News is, by definition, made up of the things that are newsworthy. I take (and I think most people take) newsworthy to mean a couple of things:
- The things that don’t normally happen: the oddities, the rarities, the exceptions to the rule
- The things that do normally happen that people will pay (either through subscriptions, or through viewing advertisements) to read, hear and/or view.
The first definition is a good thing, but the problem with it is when people forget that these are the exceptions. People start to think that the murders, earthquakes, scandals, and car crashes reported on are happening all the time, every day, and most are going un-reported on in the news. But they aren’t. Almost every single one of the rarities gets reported on. None of the everyday things get reported on that contrast this.
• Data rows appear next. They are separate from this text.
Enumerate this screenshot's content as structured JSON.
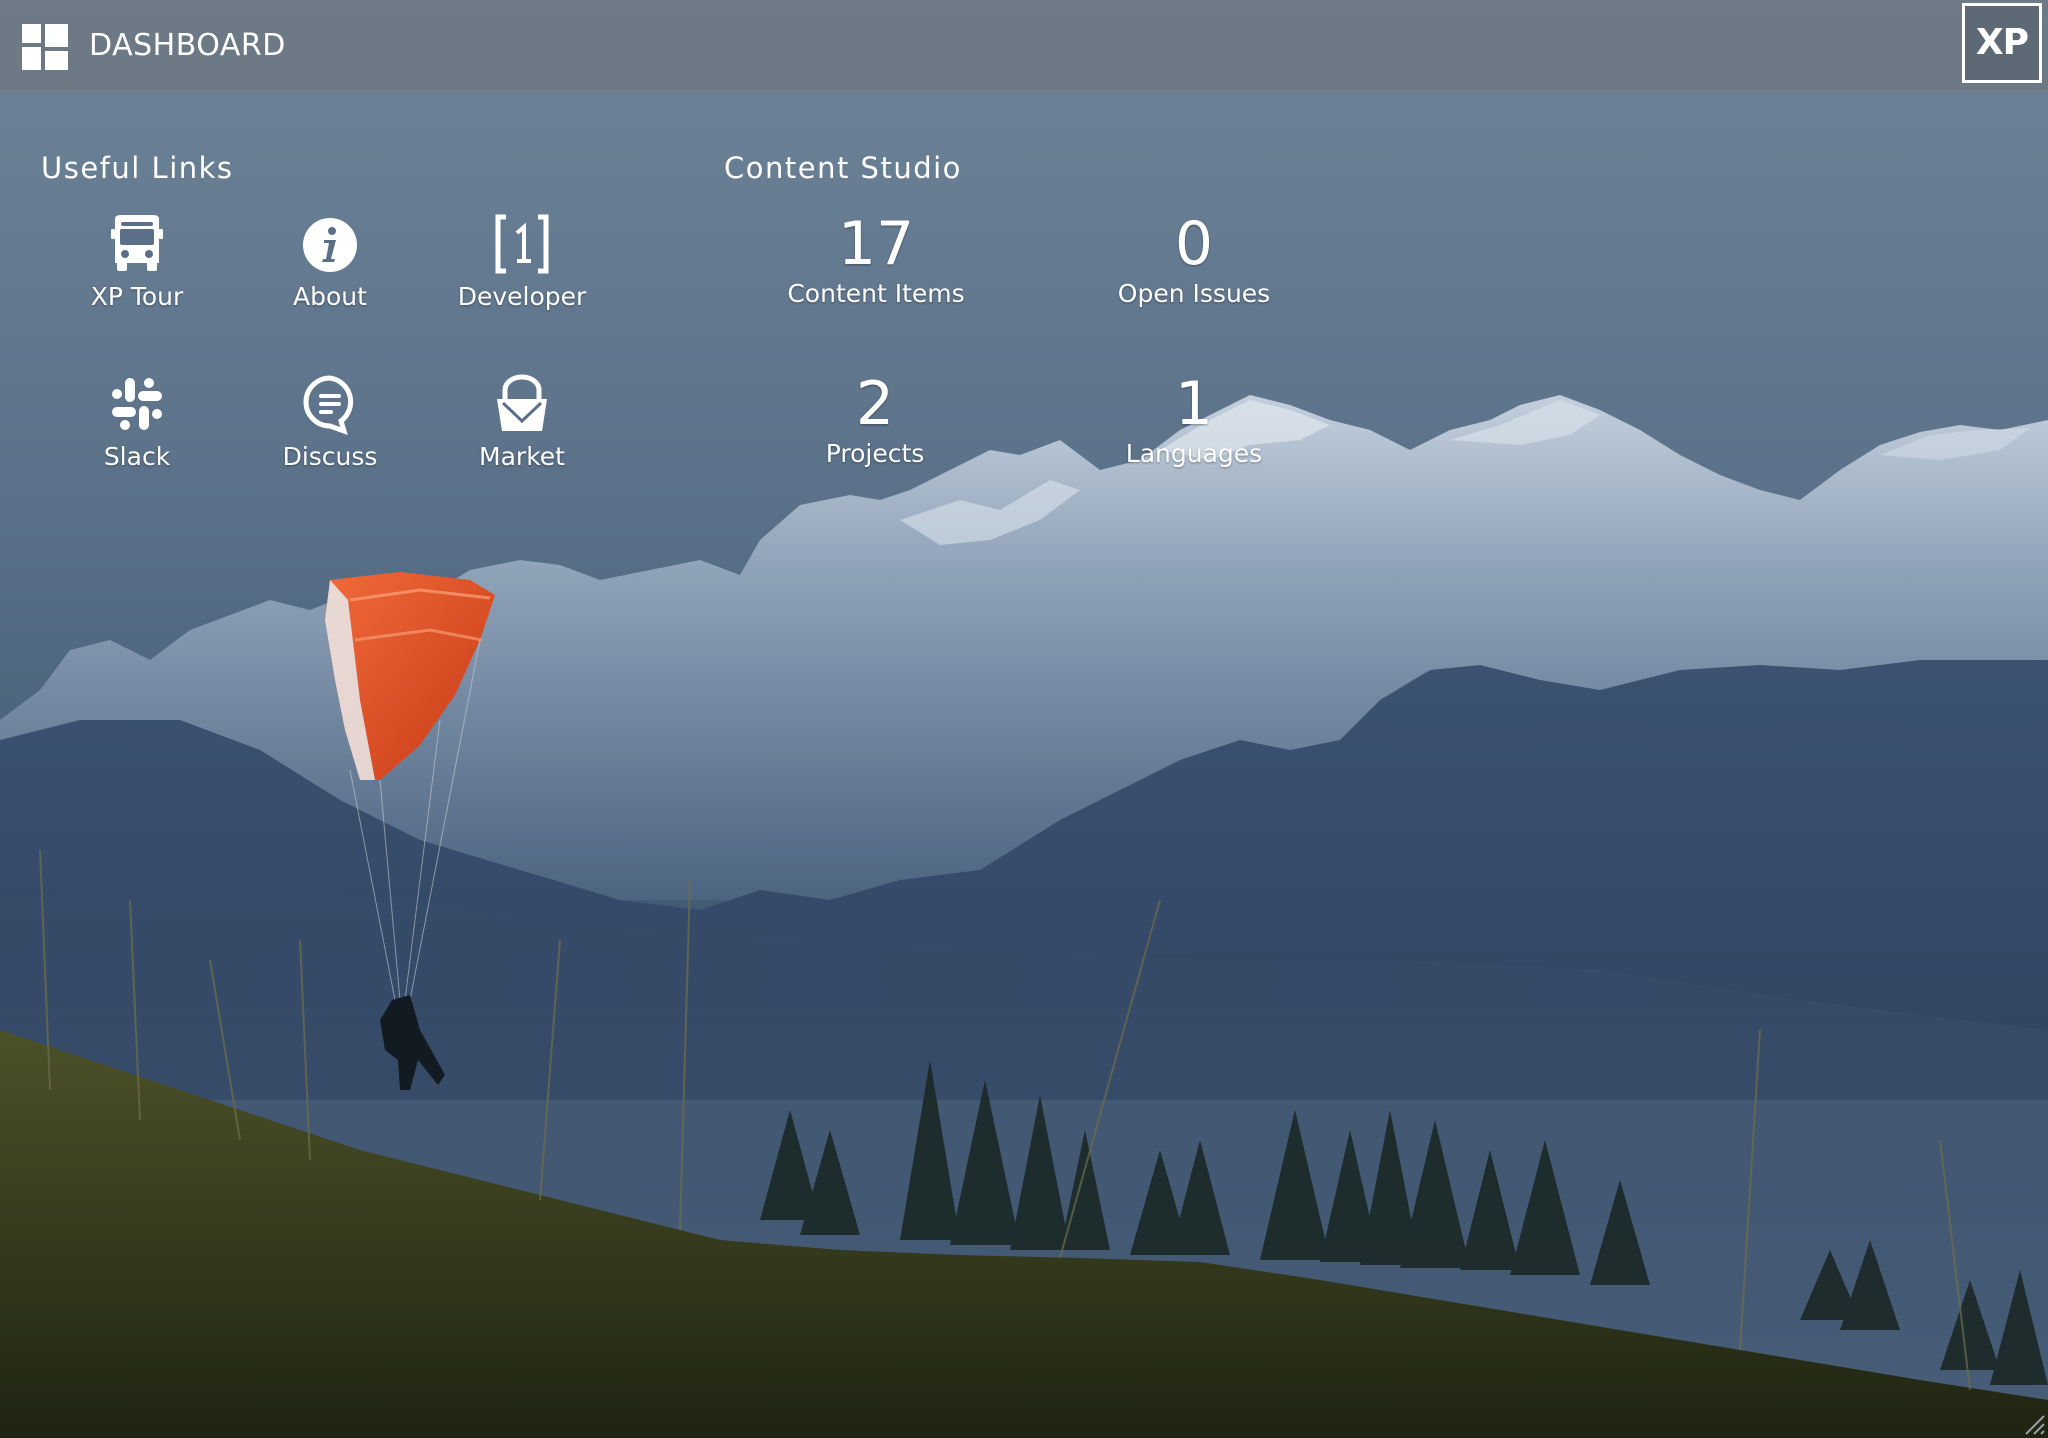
{
  "header": {
    "title": "DASHBOARD",
    "xp_label": "XP"
  },
  "useful_links": {
    "title": "Useful Links",
    "items": [
      {
        "label": "XP Tour",
        "icon": "bus-icon"
      },
      {
        "label": "About",
        "icon": "info-icon"
      },
      {
        "label": "Developer",
        "icon": "developer-bracket-icon"
      },
      {
        "label": "Slack",
        "icon": "slack-icon"
      },
      {
        "label": "Discuss",
        "icon": "chat-bubble-icon"
      },
      {
        "label": "Market",
        "icon": "basket-icon"
      }
    ]
  },
  "content_studio": {
    "title": "Content Studio",
    "stats": [
      {
        "value": "17",
        "label": "Content Items"
      },
      {
        "value": "0",
        "label": "Open Issues"
      },
      {
        "value": "2",
        "label": "Projects"
      },
      {
        "value": "1",
        "label": "Languages"
      }
    ]
  },
  "colors": {
    "topbar": "#6e767e",
    "sky_top": "#6b8298",
    "sky_bottom": "#3f5670",
    "mountain_snow": "#b6c3d2",
    "grass": "#3e4424",
    "paraglider": "#e04a22"
  }
}
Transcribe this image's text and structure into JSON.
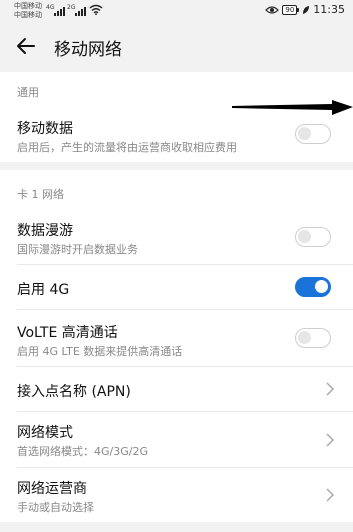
{
  "status_bar": {
    "carrier1": "中国移动",
    "carrier2": "中国移动",
    "sim1_network": "4G",
    "sim2_network": "2G",
    "battery": "90",
    "time": "11:35"
  },
  "title_bar": {
    "title": "移动网络"
  },
  "general": {
    "header": "通用",
    "mobile_data": {
      "title": "移动数据",
      "subtitle": "启用后，产生的流量将由运营商收取相应费用",
      "enabled": false
    }
  },
  "card1": {
    "header": "卡 1 网络",
    "roaming": {
      "title": "数据漫游",
      "subtitle": "国际漫游时开启数据业务",
      "enabled": false
    },
    "enable_4g": {
      "title": "启用 4G",
      "enabled": true
    },
    "volte": {
      "title": "VoLTE 高清通话",
      "subtitle": "启用 4G LTE 数据来提供高清通话",
      "enabled": false
    },
    "apn": {
      "title": "接入点名称 (APN)"
    },
    "network_mode": {
      "title": "网络模式",
      "subtitle": "首选网络模式：4G/3G/2G"
    },
    "operator": {
      "title": "网络运营商",
      "subtitle": "手动或自动选择"
    }
  },
  "colors": {
    "accent": "#1a73d9",
    "background": "#f2f2f2",
    "card": "#ffffff",
    "secondary_text": "#888888"
  }
}
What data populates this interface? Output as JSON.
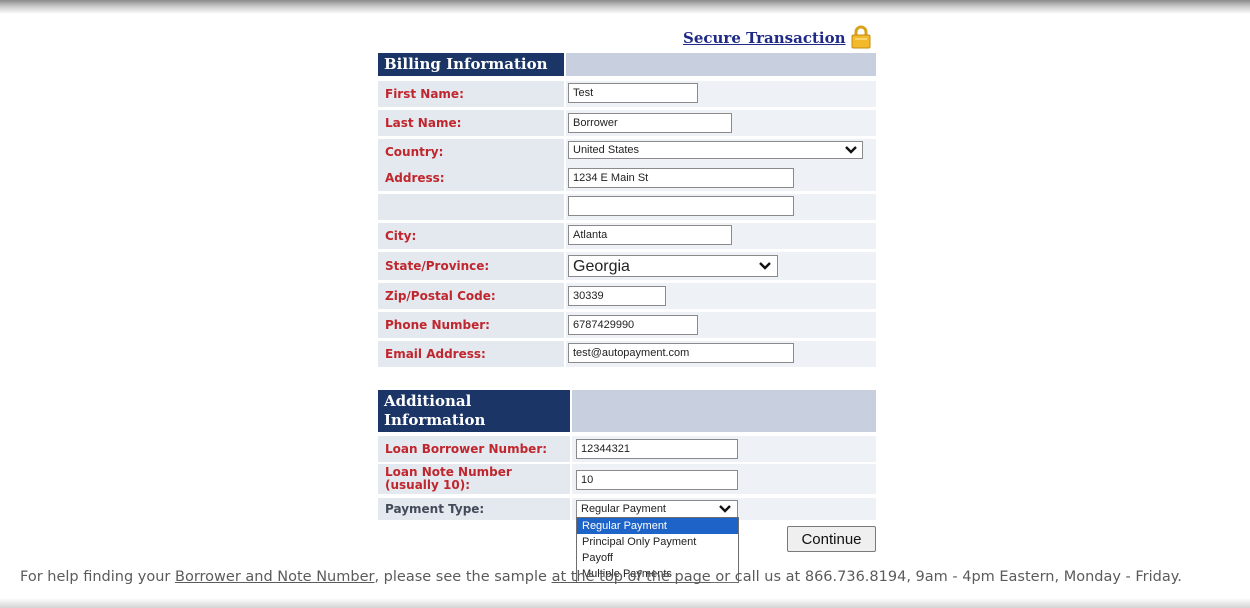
{
  "secure": {
    "label": "Secure Transaction"
  },
  "billing": {
    "header": "Billing Information",
    "first_name": {
      "label": "First Name:",
      "value": "Test"
    },
    "last_name": {
      "label": "Last Name:",
      "value": "Borrower"
    },
    "country": {
      "label": "Country:",
      "value": "United States"
    },
    "address": {
      "label": "Address:",
      "value": "1234 E Main St",
      "value2": ""
    },
    "city": {
      "label": "City:",
      "value": "Atlanta"
    },
    "state": {
      "label": "State/Province:",
      "value": "Georgia"
    },
    "zip": {
      "label": "Zip/Postal Code:",
      "value": "30339"
    },
    "phone": {
      "label": "Phone Number:",
      "value": "6787429990"
    },
    "email": {
      "label": "Email Address:",
      "value": "test@autopayment.com"
    }
  },
  "additional": {
    "header_line1": "Additional",
    "header_line2": "Information",
    "borrower_number": {
      "label": "Loan Borrower Number:",
      "value": "12344321"
    },
    "note_number": {
      "label_line1": "Loan Note Number",
      "label_line2": "(usually 10):",
      "value": "10"
    },
    "payment_type": {
      "label": "Payment Type:",
      "value": "Regular Payment",
      "options": [
        "Regular Payment",
        "Principal Only Payment",
        "Payoff",
        "Multiple Payments"
      ],
      "highlighted": "Regular Payment"
    }
  },
  "continue_label": "Continue",
  "help": {
    "prefix": "For help finding your ",
    "link": "Borrower and Note Number",
    "middle": ", please see the sample ",
    "hidden_link": "at the top of the page",
    "suffix": " or call us at 866.736.8194, 9am - 4pm Eastern, Monday - Friday."
  },
  "colors": {
    "header_bg": "#1b3566",
    "label_red": "#c0262d",
    "link_blue": "#1f2a86",
    "selection_blue": "#1e63c8"
  }
}
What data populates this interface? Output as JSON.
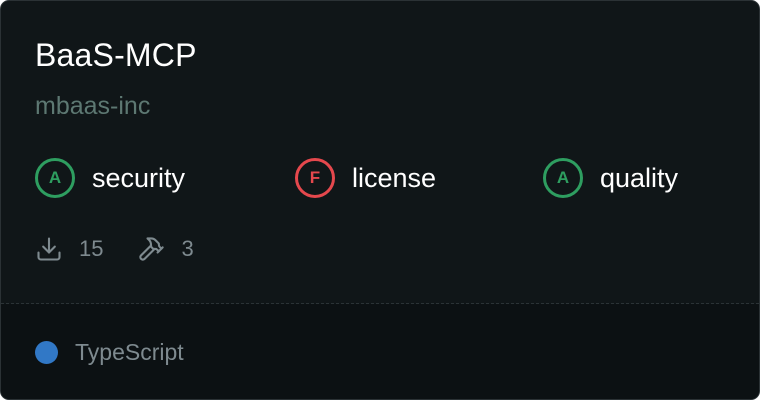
{
  "card": {
    "title": "BaaS-MCP",
    "owner": "mbaas-inc"
  },
  "grades": [
    {
      "letter": "A",
      "label": "security",
      "status": "good"
    },
    {
      "letter": "F",
      "label": "license",
      "status": "bad"
    },
    {
      "letter": "A",
      "label": "quality",
      "status": "good"
    }
  ],
  "stats": {
    "downloads": "15",
    "downloads_icon": "download-icon",
    "tools": "3",
    "tools_icon": "hammer-icon"
  },
  "language": {
    "name": "TypeScript",
    "color": "#3178c6"
  },
  "colors": {
    "good": "#2e9e60",
    "bad": "#e5484d",
    "background": "#101618"
  }
}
For instance, when one plane crashes, that’s news. When tens of thousands of planes make it to their destinations without much incident, every single day of the year, that’s not news, it’s just everyday-life. But when people hear of two plane crashes in the same month, they start to think that air travel is not safe, despite the fact that tens of thousands of planes are still making it to their destinations, without incident, every single day of the year. To put it in perspective, most adults take thousands of successful steps each day. Now, if two of those steps in the same week didn’t go well, (like maybe they stepped on some ice and slipped, or stepped in some doggie doo and fouled up their shoes), they don’t start to think that walking, even from their bedroom to their bathroom, is just too dangerous to do.
The second definition really makes up the bulk of our newspapers and newscasts. It includes: sports, stocks, weather, advice columns, humor columns, comics, want-ads, obituaries, announcements, product reviews, entertainment reviews, and opinions. This is pretty much innocuous stuff.
A problem with news today though, is that the definitions start to get jumbled. It starts to look less like the first two definitions I gave, and more like this:
- The things that don’t normally happen: the oddities, the rarities, the exceptions to the rule, that people will pay (either through subscriptions, or through viewing advertisements) to read, hear and/or view.
Now there is a certain amount of sleaziness people’s liking of this. Reports start to only be about those raciest scandals, those biggest car crashes, those most deadly battles in the war. And this type of news edges out the more legitimate “exceptions to the rule” and “everyday information people are willing to pay for”.
But the worst part of it is this: it’s all about your motive in reading/watching/listening to the news that makes it sleazy or not. Do you consume this news in order to be thrilled/shocked/disturbed/outraged by it? Or do you take in the news so that you know what you can do to help, how you can pray, how you can engage people? Is news for your entertainment or for your information?